Вряд ли стоит ограничиваться этим заключением, так как с чертами характера Микеланджело органично сочетается характеристика, данная К.Г. Юнгом интровертному мыслительному типу: «…Этот тип охотно исчезает за облаком недоразумений, которое становится тем более густым, чем больше он, компенсируя, старается с помощью своих неполноценных функций надеть маску некоторой общительности, которая, однако, нередко стоит в самом резком контрасте с его действительным существом. Если он уже при построении своего идейного мира не страшится даже самых смелых дерзаний и не воздерживается от мышления какой бы то ни было мысли – ввиду того, что она опасна, революционна, еретична и оскорбляет чувство, – то все же его охватывает величайшая робость, как только его дерзанию приходится стать внешней действительностью. Это противно его натуре. Если он даже и выпускает свои мысли в свет, то он не вводит их, как заботливая мать своих детей, а подкидывает их и, самое большое, сердится, если они не прокладывают себе дорогу самостоятельно. В этом ему приходит на помощь или его в большинстве случаев огромный недостаток практической способности, или его отвращение к какой бы то ни было рекламе. Если его продукт кажется ему субъективно верным и истинным, то он и должен быть верным, а другим остается просто преклониться пред этой истиной. Он вряд ли предпримет шаги, чтобы склонить кого-либо на свою сторону, особенно кого-нибудь, кто имеет влияние. А если он это делает, то в большинстве случаев он делает это так неумело, что достигает противоположных своему намерению результатов. С конкурентами в своей отрасли он обыкновенно терпит неудачу, ибо совсем не умеет приобретать их благосклонность; обычно он даже дает им понять, насколько они лишние для него. В преследовании своих идей он по большей части бывает упорен, упрям и не поддается воздействию»[368].

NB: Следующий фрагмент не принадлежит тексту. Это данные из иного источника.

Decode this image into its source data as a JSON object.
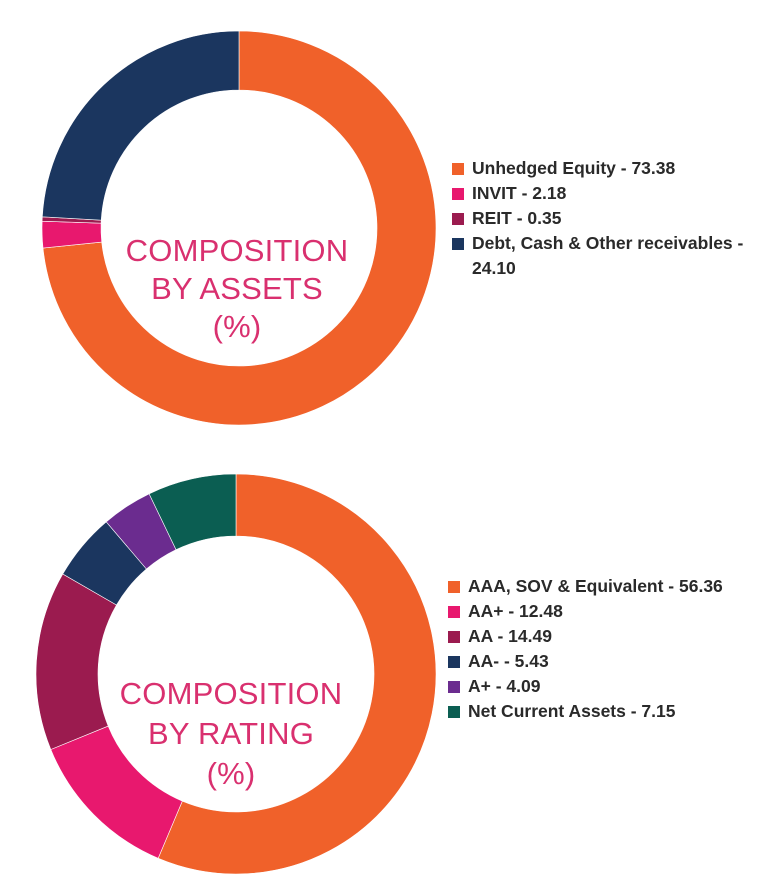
{
  "chart_data": [
    {
      "type": "pie",
      "title_lines": [
        "COMPOSITION",
        "BY ASSETS",
        "(%)"
      ],
      "slices": [
        {
          "label": "Unhedged Equity - 73.38",
          "value": 73.38,
          "color": "#f0612a"
        },
        {
          "label": "INVIT - 2.18",
          "value": 2.18,
          "color": "#e8186e"
        },
        {
          "label": "REIT - 0.35",
          "value": 0.35,
          "color": "#9b1b4f"
        },
        {
          "label": "Debt, Cash & Other receivables - 24.10",
          "value": 24.1,
          "color": "#1b365f"
        }
      ],
      "legend_position": "right"
    },
    {
      "type": "pie",
      "title_lines": [
        "COMPOSITION",
        "BY RATING",
        "(%)"
      ],
      "slices": [
        {
          "label": "AAA, SOV & Equivalent - 56.36",
          "value": 56.36,
          "color": "#f0612a"
        },
        {
          "label": "AA+ - 12.48",
          "value": 12.48,
          "color": "#e8186e"
        },
        {
          "label": "AA - 14.49",
          "value": 14.49,
          "color": "#9b1b4f"
        },
        {
          "label": "AA- - 5.43",
          "value": 5.43,
          "color": "#1b365f"
        },
        {
          "label": "A+ - 4.09",
          "value": 4.09,
          "color": "#6b2c8f"
        },
        {
          "label": "Net Current Assets - 7.15",
          "value": 7.15,
          "color": "#0b5e52"
        }
      ],
      "legend_position": "right"
    }
  ]
}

Чтобы убедиться, насколько это описание соответствует характеру Микеланджело, достаточно вспомнить его поведение в конфликте вокруг «Тондо Дони» или конфликт вокруг картины с изображением Леды, заказанной ему Альфонсо I во время посещения Феррары в 1529 г. «…К Микеланджело был послан некий дворянин герцогом Альфонсо Феррарским, прослышавшим, что он собственноручно сделал для него нечто редкостное, и не желавшим упустить такую для себя приятность. По прибытии во Флоренцию тот разыскал его и предъявил ему доверенность названного государя. Тогда Микеланджело, приняв его, показал ему написанную им Леду, обнимающую лебедя, с Кастором и Поллуксом, вылупляющимися из яйца, на большой картине, непринужденно написанной темперой, но посланец герцога, наслышавшийся имени Микеланджело и считая, что тот должен был создать что-то более величественное, но не поняв, как искусно и превосходно была написана эта фигура, заявил Микеланджело: “О, это пустяки!” Микеланджело спросил у него, чем он занимается, зная, что наилучшее суждение о том или ином деле могут дать только те, кто достаточно глубоко им овладел. Тот же, усмехаясь, ответил: “Я купец”, полагая, что Микеланджело не узнал в нем дворянина, и вроде как издеваясь над таким вопросом, показывая вместе с тем, что он презирает занятия флорентинцев. Микеланджело, отлично поняв его слова, ему сразу же и ответил: “На этот раз вы для вашего хозяина торгуете плохо. Убирайтесь-ка вон отсюда”», – так рассказывал об этом Вазари, несколько сгущая краски по сравнению с изложением Кондиви, у которого он заимствовал этот сюжет[369]. Картина, заказанная герцогом, досталась ученику Микеланджело Антонио Мини. Впоследствии она была продана Франциску I и утрачена, так же как «Леда» Леонардо да Винчи.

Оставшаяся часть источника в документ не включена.